Vladimir Nabokov, writes Brian Boyd, "becomes a kind of personal trainer in mental flexibility."
Credit: AFP / Getty Images
'Stalking Nabokov,' by Brian Boyd: review

January 01, 2012|Eric Naiman, Special to The Chronicle







Stalking Nabokov
Selected Essays
By Brian Boyd
(Columbia University Press; 464 pages; $35)
When asked in an interview if his novels were not in some way all about the same thing, Vladimir Nabokov replied: "Derivative writers seem versatile because they imitate many others, past and present. Artistic originality has only its own self to copy." Nabokov, like many first-rate novelists, enjoyed and reveled in his principal themes - style, sex and metafiction - and many scholars have found his work similarly addicting. "I have tried many times to stop writing about him," Brian Boyd writes near the start of "Stalking Nabokov," "but ... he keeps on setting me new assignments, making me offers I cannot refuse."

Boyd, the author of Nabokov's definitive, two-volume biography, here covers Nabokov's relation to many subjects - including lepidoptery, evolution, psychology, humor, poetry and translation. His range, like Nabokov's, is impressive, but his strength is in close reading. The chapters here on specific novels are absolutely fascinating, as is the discussion of Nabokov and Tolstoy.

Especially good is Boyd's study of "Lolita's" mistakes in dating - we're talking calendar here, not courtship. Boyd is in his element when he digs through a text, tearing it apart and putting it back together.

(You can spend an entire weekend with Boyd's books on "Ada" or "Pale Fire," hunting along with him through the novels' internal correspondences; those are the rare works of criticism that you just cannot put down.)

His faith in the salutary properties of reading Nabokov is uniquely compelling: Nabokov "becomes a kind of personal trainer in mental flexibility, his novels [are] workouts that stretch our capacity for attention, curiosity, imagination, and memory not to stress our limits, as so often in twentieth-century literature, but to extend them."

There are some interesting new tidbits in this collection, particularly where Boyd quotes from unpublished sources, including Nabokov's belief that "only through laughter do mortals get to heaven," and his comment to his students that "in the course of the historical evolution of literature ... the various senses become keener [so that] Shakespeare saw colors more distinctly than Homer and a poet of today sees color more distinctly than Shakespeare." How wonderful that Nabokov sees "lolling and loafing" and not "the survival of the fittest" as the crucial force in "the initial blossoming of man's mind."

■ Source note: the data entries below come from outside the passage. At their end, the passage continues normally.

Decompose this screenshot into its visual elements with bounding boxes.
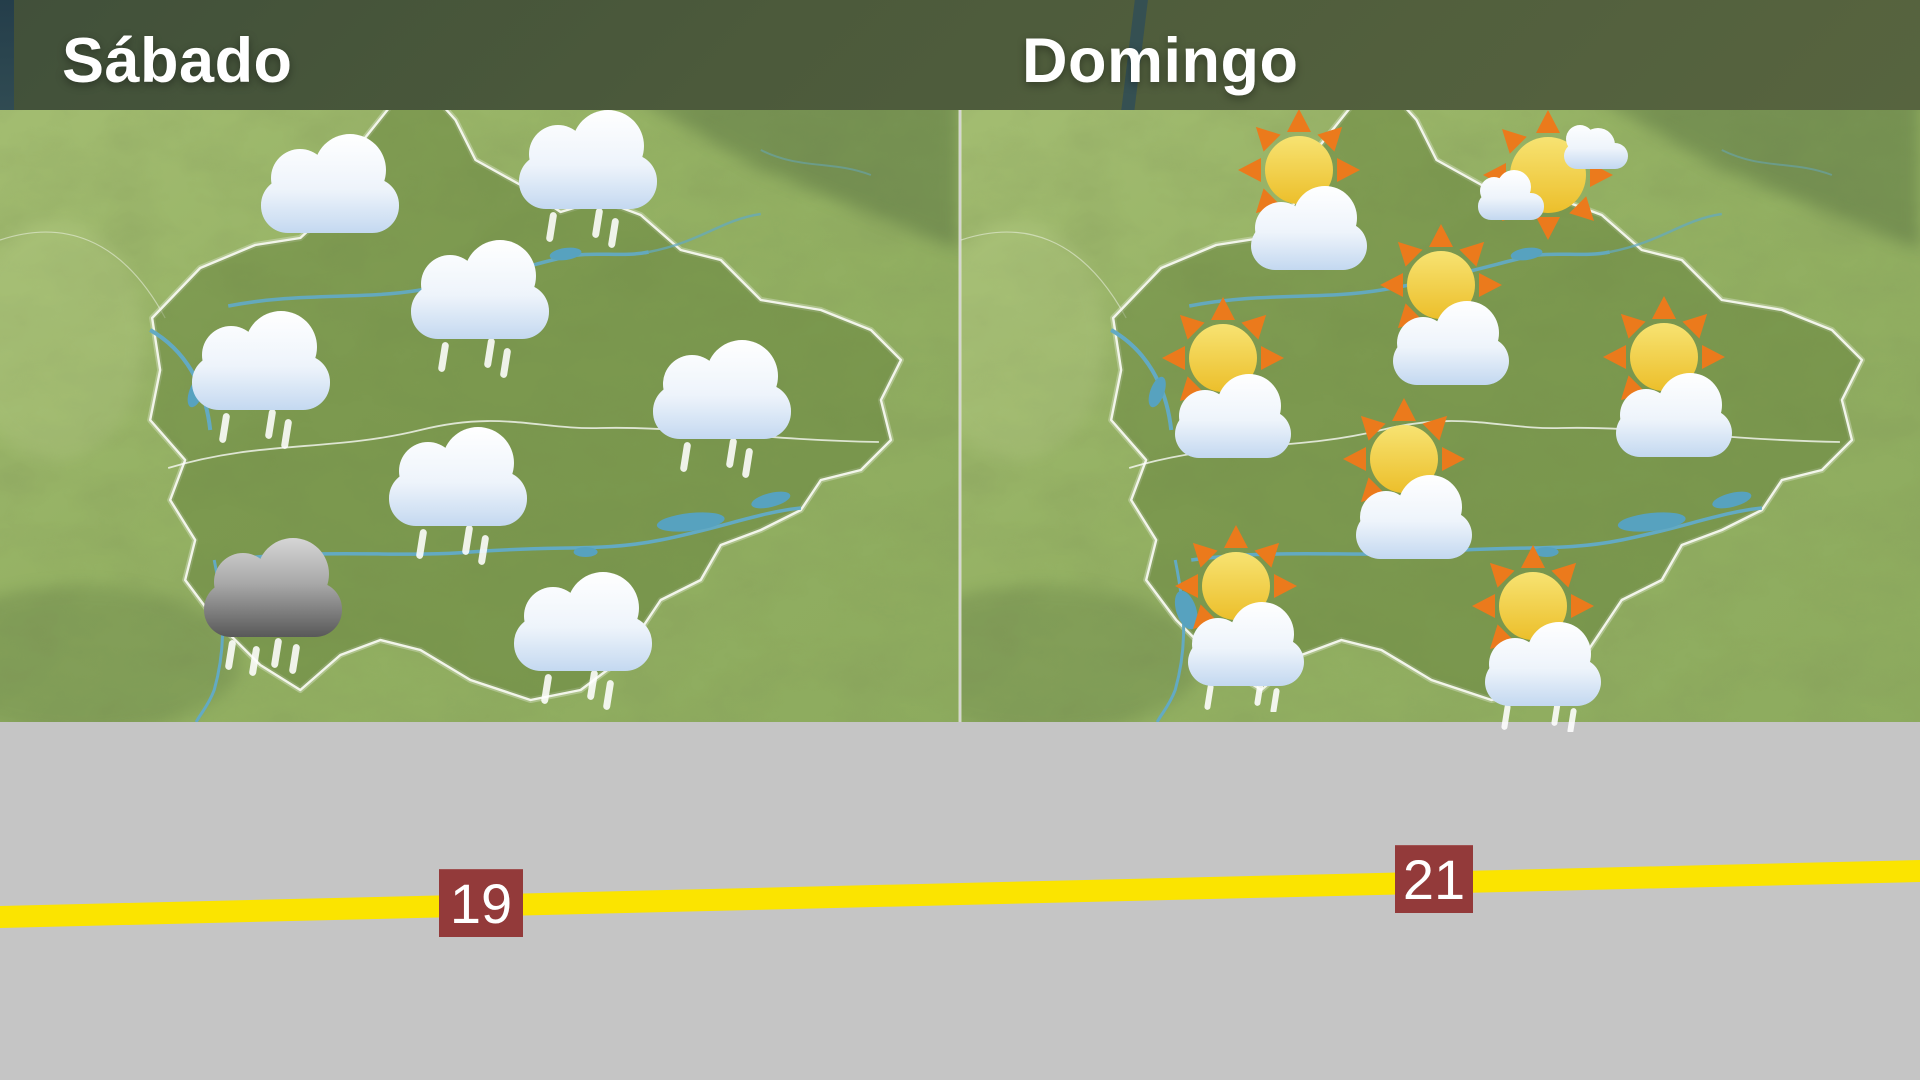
sun-two-clouds-icon	[1466, 103, 1636, 263]
temp-value-saturday: 19	[449, 871, 513, 935]
dark-cloud-rain-icon	[193, 522, 353, 697]
sun-cloud-glyph	[1238, 109, 1367, 270]
cloud-rain-glyph	[192, 311, 330, 449]
temp-value-sunday: 21	[1402, 847, 1466, 911]
sun-cloud-glyph	[1603, 296, 1732, 457]
day-header-band: Sábado Domingo	[0, 0, 1920, 110]
map-shadow-streak-left	[0, 0, 14, 110]
sun-cloud-glyph	[1380, 224, 1509, 385]
sun-cloud-icon	[1143, 294, 1313, 489]
map-panel-saturday	[0, 0, 959, 722]
sun-cloud-icon	[1584, 293, 1754, 488]
cloud-rain-icon	[508, 94, 668, 269]
terrain-map	[0, 0, 959, 722]
weather-icons-layer	[181, 94, 1754, 734]
temp-badge-saturday: 19	[439, 869, 523, 937]
temperature-strip	[0, 722, 1920, 1080]
cloud-rain-icon	[400, 224, 560, 399]
day-title-saturday: Sábado	[62, 26, 293, 96]
cloud-glyph	[261, 134, 399, 233]
cloud-rain-glyph	[653, 340, 791, 478]
cloud-rain-icon	[503, 556, 663, 731]
sun-cloud-icon	[1219, 106, 1389, 301]
dark-cloud-rain-glyph	[204, 538, 342, 676]
sun-two-clouds-glyph	[1478, 110, 1628, 240]
sun-cloud-glyph	[1162, 297, 1291, 458]
cloud-rain-glyph	[519, 110, 657, 248]
panel-divider	[958, 110, 962, 722]
sun-cloud-icon	[1361, 221, 1531, 416]
cloud-rain-icon	[181, 295, 341, 470]
cloud-rain-icon	[642, 324, 802, 499]
sun-cloud-rain-icon	[1156, 522, 1326, 717]
cloud-rain-icon	[378, 411, 538, 586]
cloud-rain-glyph	[514, 572, 652, 710]
cloud-rain-glyph	[411, 240, 549, 378]
sun-cloud-rain-icon	[1453, 542, 1623, 737]
temp-badge-sunday: 21	[1395, 845, 1473, 913]
cloud-rain-glyph	[389, 427, 527, 565]
day-title-sunday: Domingo	[1022, 26, 1299, 96]
sun-cloud-icon	[1324, 395, 1494, 590]
sun-cloud-rain-glyph	[1175, 525, 1304, 714]
sun-cloud-glyph	[1343, 398, 1472, 559]
sun-cloud-rain-glyph	[1472, 545, 1601, 734]
cloud-icon	[250, 118, 410, 293]
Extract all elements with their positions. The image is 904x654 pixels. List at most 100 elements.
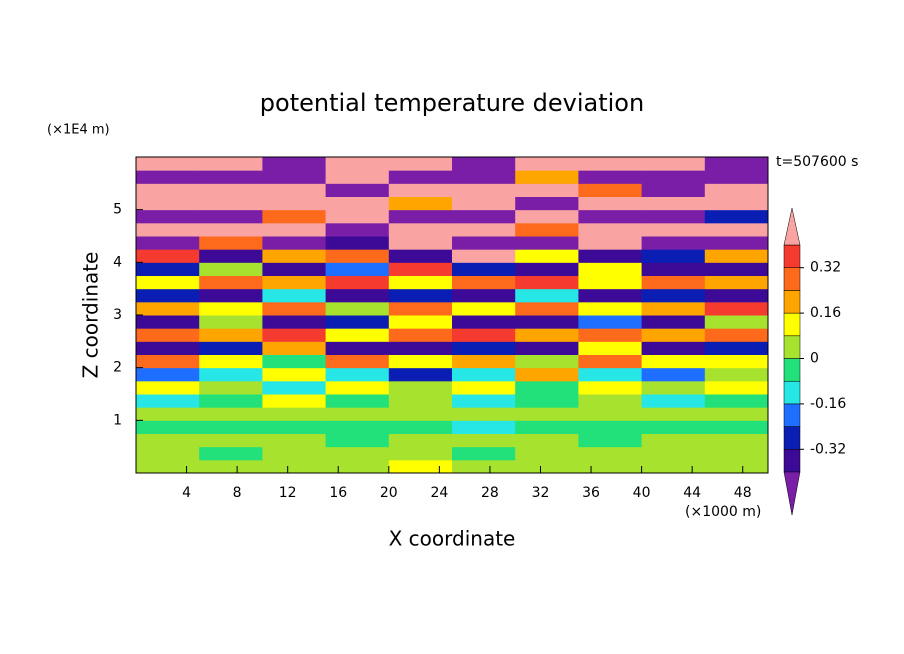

Particularly interesting is the change in Nabokov's attitude toward "Anna Karenina." In his youth, Nabokov considered "Madame Bovary" "2000 metres higher" than Tolstoy's novel, which he attacked for its "grand looseness of style: the word 'house' is repeated 8 times in the course of the first paragraph."

When he began teaching the book, however, Nabokov changed his mind: "The word dom (house, household, home) is repeated eight times in the course of six sentences. This ponderous and solemn repetition, dom, dom, dom, tolling as it does for doomed family life (one of the main themes of the book), is a deliberate device on Tolstoy's part."